8.1.0.3. Data Sources
(packages/gblearn2/data-sources.lsh)


data sources are used in machine learning experiments as sources of training and testing examples. Data sources are pretty much like regular modules. Most data sources should implement the following methods to be compatible with most gradient-based learning algorithms Optionally, some data sources may implement the following methods: These methods can be used by algorithms that updates samples or preprocessings internal to the data source, based on gradients coming from the learning machine. However, since those methods are used by a very small number of very special learning algorithms, implementing them is generally not necessary.

8.1.0.3.0. dsource
(packages/gblearn2/data-sources.lsh)


Semi-abstract class for a data source. Various subclasses are defined for special cases. This root class defines the methods seek, tell, next, and size. Subclasses should define (or redefine) at least fprop and size.

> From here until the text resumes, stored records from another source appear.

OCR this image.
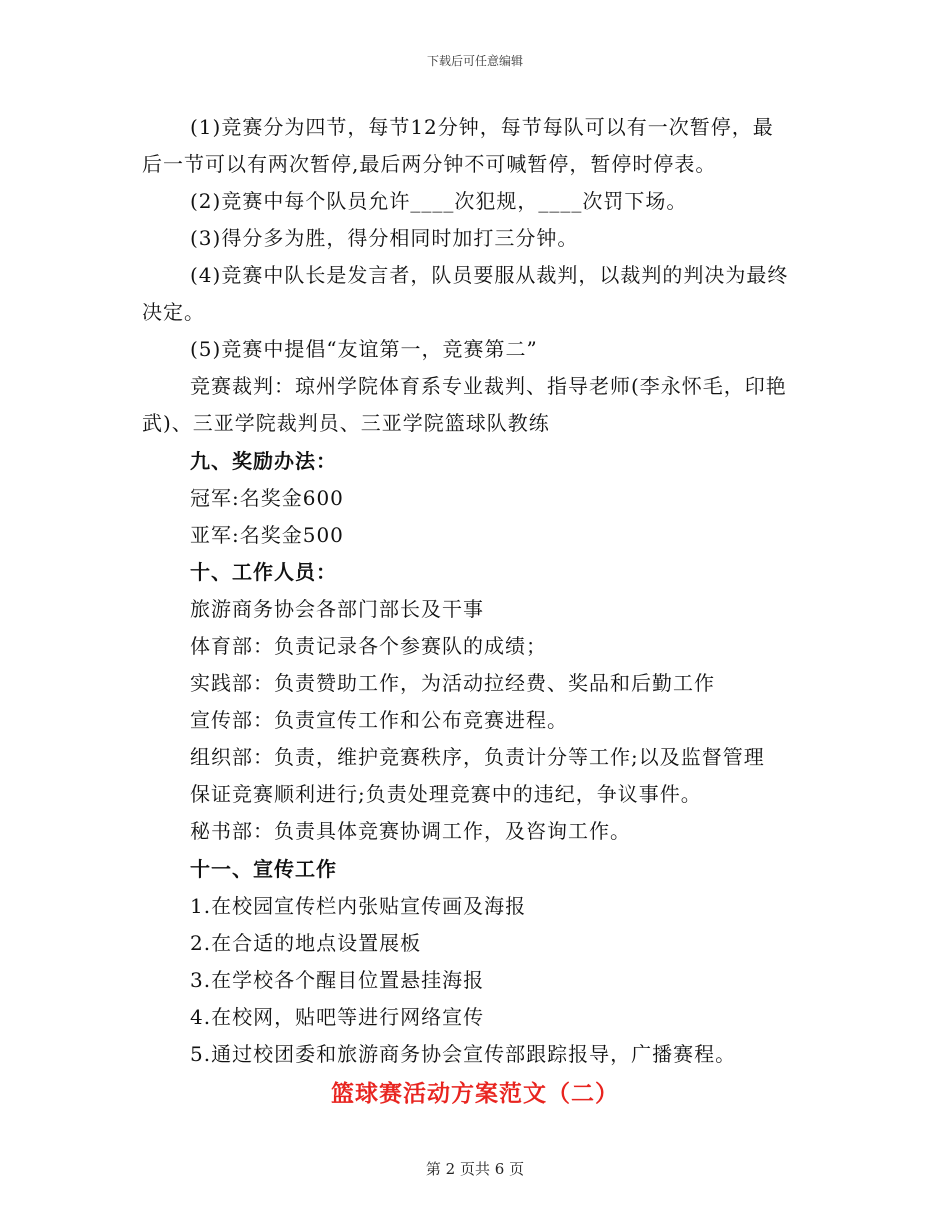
下载后可任意编辑
(1)竞赛分为四节，每节12分钟，每节每队可以有一次暂停，最
后一节可以有两次暂停,最后两分钟不可喊暂停，暂停时停表。
(2)竞赛中每个队员允许____次犯规，____次罚下场。
(3)得分多为胜，得分相同时加打三分钟。
(4)竞赛中队长是发言者，队员要服从裁判，以裁判的判决为最终
决定。
(5)竞赛中提倡“友谊第一，竞赛第二”
竞赛裁判：琼州学院体育系专业裁判、指导老师(李永怀毛，印艳
武)、三亚学院裁判员、三亚学院篮球队教练
九、奖励办法：
冠军:名奖金600
亚军:名奖金500
十、工作人员：
旅游商务协会各部门部长及干事
体育部：负责记录各个参赛队的成绩；
实践部：负责赞助工作，为活动拉经费、奖品和后勤工作
宣传部：负责宣传工作和公布竞赛进程。
组织部：负责，维护竞赛秩序，负责计分等工作;以及监督管理
保证竞赛顺利进行;负责处理竞赛中的违纪，争议事件。
秘书部：负责具体竞赛协调工作，及咨询工作。
十一、宣传工作
1.在校园宣传栏内张贴宣传画及海报
2.在合适的地点设置展板
3.在学校各个醒目位置悬挂海报
4.在校网，贴吧等进行网络宣传
5.通过校团委和旅游商务协会宣传部跟踪报导，广播赛程。
篮球赛活动方案范文（二）
第 2 页共 6 页
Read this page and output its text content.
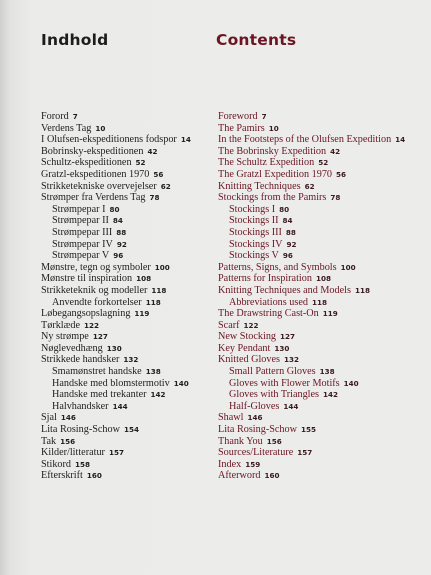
Indhold	Contents
Forord 7
Verdens Tag 10
I Olufsen-ekspeditionens fodspor 14
Bobrinsky-ekspeditionen 42
Schultz-ekspeditionen 52
Gratzl-ekspeditionen 1970 56
Strikketekniske overvejelser 62
Strømper fra Verdens Tag 78
Strømpepar I 80
Strømpepar II 84
Strømpepar III 88
Strømpepar IV 92
Strømpepar V 96
Mønstre, tegn og symboler 100
Mønstre til inspiration 108
Strikketeknik og modeller 118
Anvendte forkortelser 118
Løbegangsopslagning 119
Tørklæde 122
Ny strømpe 127
Nøglevedhæng 130
Strikkede handsker 132
Smamønstret handske 138
Handske med blomstermotiv 140
Handske med trekanter 142
Halvhandsker 144
Sjal 146
Lita Rosing-Schow 154
Tak 156
Kilder/litteratur 157
Stikord 158
Efterskrift 160
Foreword 7
The Pamirs 10
In the Footsteps of the Olufsen Expedition 14
The Bobrinsky Expedition 42
The Schultz Expedition 52
The Gratzl Expedition 1970 56
Knitting Techniques 62
Stockings from the Pamirs 78
Stockings I 80
Stockings II 84
Stockings III 88
Stockings IV 92
Stockings V 96
Patterns, Signs, and Symbols 100
Patterns for Inspiration 108
Knitting Techniques and Models 118
Abbreviations used 118
The Drawstring Cast-On 119
Scarf 122
New Stocking 127
Key Pendant 130
Knitted Gloves 132
Small Pattern Gloves 138
Gloves with Flower Motifs 140
Gloves with Triangles 142
Half-Gloves 144
Shawl 146
Lita Rosing-Schow 155
Thank You 156
Sources/Literature 157
Index 159
Afterword 160
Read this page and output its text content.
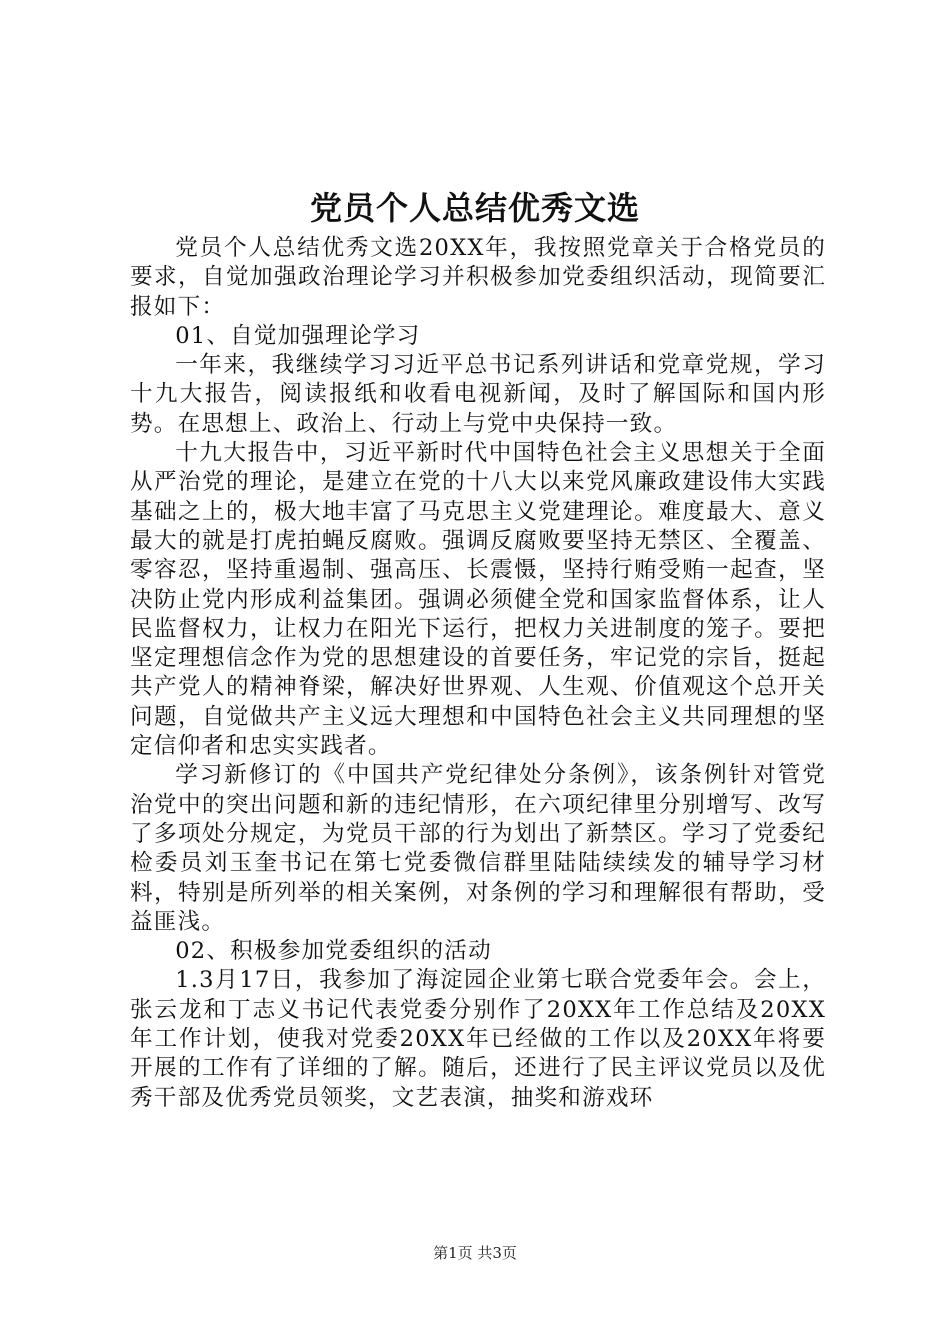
党员个人总结优秀文选

党员个人总结优秀文选20XX年，我按照党章关于合格党员的要求，自觉加强政治理论学习并积极参加党委组织活动，现简要汇报如下：

01、自觉加强理论学习

一年来，我继续学习习近平总书记系列讲话和党章党规，学习十九大报告，阅读报纸和收看电视新闻，及时了解国际和国内形势。在思想上、政治上、行动上与党中央保持一致。

十九大报告中，习近平新时代中国特色社会主义思想关于全面从严治党的理论，是建立在党的十八大以来党风廉政建设伟大实践基础之上的，极大地丰富了马克思主义党建理论。难度最大、意义最大的就是打虎拍蝇反腐败。强调反腐败要坚持无禁区、全覆盖、零容忍，坚持重遏制、强高压、长震慑，坚持行贿受贿一起查，坚决防止党内形成利益集团。强调必须健全党和国家监督体系，让人民监督权力，让权力在阳光下运行，把权力关进制度的笼子。要把坚定理想信念作为党的思想建设的首要任务，牢记党的宗旨，挺起共产党人的精神脊梁，解决好世界观、人生观、价值观这个总开关问题，自觉做共产主义远大理想和中国特色社会主义共同理想的坚定信仰者和忠实实践者。

学习新修订的《中国共产党纪律处分条例》，该条例针对管党治党中的突出问题和新的违纪情形，在六项纪律里分别增写、改写了多项处分规定，为党员干部的行为划出了新禁区。学习了党委纪检委员刘玉奎书记在第七党委微信群里陆陆续续发的辅导学习材料，特别是所列举的相关案例，对条例的学习和理解很有帮助，受益匪浅。

02、积极参加党委组织的活动

1.3月17日，我参加了海淀园企业第七联合党委年会。会上，张云龙和丁志义书记代表党委分别作了20XX年工作总结及20XX年工作计划，使我对党委20XX年已经做的工作以及20XX年将要开展的工作有了详细的了解。随后，还进行了民主评议党员以及优秀干部及优秀党员领奖，文艺表演，抽奖和游戏环

第1页 共3页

8.1.0.3.0.0. (==> dsource seek i)
[MSG] (packages/gblearn2/data-sources.lsh)


set pointer to i -th item

8.1.0.3.0.1. (==> dsource tell)
[MSG] (packages/gblearn2/data-sources.lsh)


return index of current item.

8.1.0.3.0.2. (==> dsource next)
[MSG] (packages/gblearn2/data-sources.lsh)


move pointer to next item.

8.1.0.3.0.3. (==> dsource size)
[MSG] (packages/gblearn2/data-sources.lsh)


reutrns the size of the data source.

8.1.0.3.1. dsource-idx3l
(packages/gblearn2/data-sources.lsh)


An abstract data source class appropriate for most supervised learning algorithms that take input data in the form of an idx3-state and a label in the form of an idx0 of int. Most learning machines implemented in the library are designed to be compatible with this data source and its subclasses. This class just defines the fprop method prototypes. Subclasses actually implement the functionalities.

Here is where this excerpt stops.